Mme Courbette était concierge et portait le courrier dans l’escalier B avec sa petite fille. Les barreaux de la rampe étaient très espacés, et à l’époque les parents étaient moins prévenus des accidents domestiques. Le temps que Mme Courbette frappe à une porte, dise bonjour, l’enfant est tombée. Deux étages plus bas sur le carrelage…
Quand Mme Courbette et la locataire affolée sont arrivés en bas, il était trop tard.
Mme Courbette a donné naissance deux ans après à Eugène mon père, puis à mon oncle, 7 ans après mon père. Mais la blessure ne s’est jamais refermée… J’ai pu voir le minuscule cercueil lorsqu’on a enterré mon grand père avec la petite Lucie.

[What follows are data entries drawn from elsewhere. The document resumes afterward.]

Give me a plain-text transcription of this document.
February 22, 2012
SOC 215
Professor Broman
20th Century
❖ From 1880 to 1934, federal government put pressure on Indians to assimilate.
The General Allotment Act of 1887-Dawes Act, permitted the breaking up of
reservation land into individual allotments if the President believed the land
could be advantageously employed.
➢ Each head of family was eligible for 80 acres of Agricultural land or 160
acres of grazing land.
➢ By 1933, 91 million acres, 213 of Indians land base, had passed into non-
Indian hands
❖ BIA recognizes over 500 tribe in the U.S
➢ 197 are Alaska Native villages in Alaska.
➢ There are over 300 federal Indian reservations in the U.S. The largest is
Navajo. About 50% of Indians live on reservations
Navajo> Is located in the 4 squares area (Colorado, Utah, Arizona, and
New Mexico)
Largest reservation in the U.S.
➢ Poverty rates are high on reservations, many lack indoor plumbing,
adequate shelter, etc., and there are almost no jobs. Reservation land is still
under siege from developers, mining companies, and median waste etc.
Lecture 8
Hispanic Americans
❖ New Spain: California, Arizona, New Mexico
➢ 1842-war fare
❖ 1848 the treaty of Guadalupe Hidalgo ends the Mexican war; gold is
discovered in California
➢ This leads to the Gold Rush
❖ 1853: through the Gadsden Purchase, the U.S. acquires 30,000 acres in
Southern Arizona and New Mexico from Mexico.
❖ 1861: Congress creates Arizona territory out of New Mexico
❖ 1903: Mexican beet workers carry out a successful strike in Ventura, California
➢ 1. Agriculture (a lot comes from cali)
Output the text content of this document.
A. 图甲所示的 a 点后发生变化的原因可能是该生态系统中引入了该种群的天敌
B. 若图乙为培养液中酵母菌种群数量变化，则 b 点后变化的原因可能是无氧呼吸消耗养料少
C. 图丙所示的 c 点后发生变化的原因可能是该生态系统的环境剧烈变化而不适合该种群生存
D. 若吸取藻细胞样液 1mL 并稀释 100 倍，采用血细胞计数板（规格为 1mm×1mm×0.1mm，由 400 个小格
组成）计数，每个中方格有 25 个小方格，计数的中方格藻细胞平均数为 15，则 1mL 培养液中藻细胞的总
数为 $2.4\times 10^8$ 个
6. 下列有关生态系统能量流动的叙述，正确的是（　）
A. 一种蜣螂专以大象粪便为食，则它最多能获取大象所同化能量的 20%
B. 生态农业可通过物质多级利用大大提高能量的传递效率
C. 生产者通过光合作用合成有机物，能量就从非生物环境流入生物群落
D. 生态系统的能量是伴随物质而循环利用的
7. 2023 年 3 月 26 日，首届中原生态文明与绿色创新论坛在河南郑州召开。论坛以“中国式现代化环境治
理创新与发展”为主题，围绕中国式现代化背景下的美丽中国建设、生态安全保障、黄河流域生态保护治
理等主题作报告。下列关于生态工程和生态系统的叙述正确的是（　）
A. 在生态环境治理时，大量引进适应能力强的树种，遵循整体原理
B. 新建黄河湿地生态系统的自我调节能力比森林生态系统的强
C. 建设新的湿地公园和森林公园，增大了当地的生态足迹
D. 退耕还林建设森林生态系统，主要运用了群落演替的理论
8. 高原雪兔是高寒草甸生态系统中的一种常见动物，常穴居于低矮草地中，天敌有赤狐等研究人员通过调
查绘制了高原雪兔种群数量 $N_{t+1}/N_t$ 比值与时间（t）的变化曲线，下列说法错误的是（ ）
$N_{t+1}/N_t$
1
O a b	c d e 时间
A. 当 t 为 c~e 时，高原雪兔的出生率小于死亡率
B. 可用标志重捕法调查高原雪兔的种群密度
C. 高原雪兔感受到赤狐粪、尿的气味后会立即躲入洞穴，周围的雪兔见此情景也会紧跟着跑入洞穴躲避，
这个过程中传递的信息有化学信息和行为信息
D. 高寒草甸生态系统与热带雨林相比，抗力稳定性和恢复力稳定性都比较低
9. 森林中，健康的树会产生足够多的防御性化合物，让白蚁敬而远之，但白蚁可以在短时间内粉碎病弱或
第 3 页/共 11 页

La vie est bien cruelle pour les gens de peu. Impossible d’échapper à son destin et de partir loin pour oublier. Mme Courbette a continué à porter le courrier dans l’escalier B. Puis des années après, elle a refait ce même chemin avec un petite fille : moi. Elle me faisait monter du côté du mur. Entre les barreaux trop écartés, on avait mis de ridicules fils de fer qui n’auraient sûrement pas empêché un autre drame… Et moi je disais à ma grand mère : “ne t’inquiète pas, je ne peux pas tomber, moi !”. Et bien sûr je lui demandais de me raconter l’histoire encore et encore…

Des années plus tard nous en parlions encore… Un jour alors que ma soeur Servane gardait Athéna chez mes parents. Athéna était tombé dans l’escalier. Bien sûr elle avait juste roulé en bas des marches, recouvertes de moquette, dans un escalier intérieur de maison… (ce qui n’a rien à voir avec le fait de passer entre deux barreaux du deuxième étage d’un immeuble).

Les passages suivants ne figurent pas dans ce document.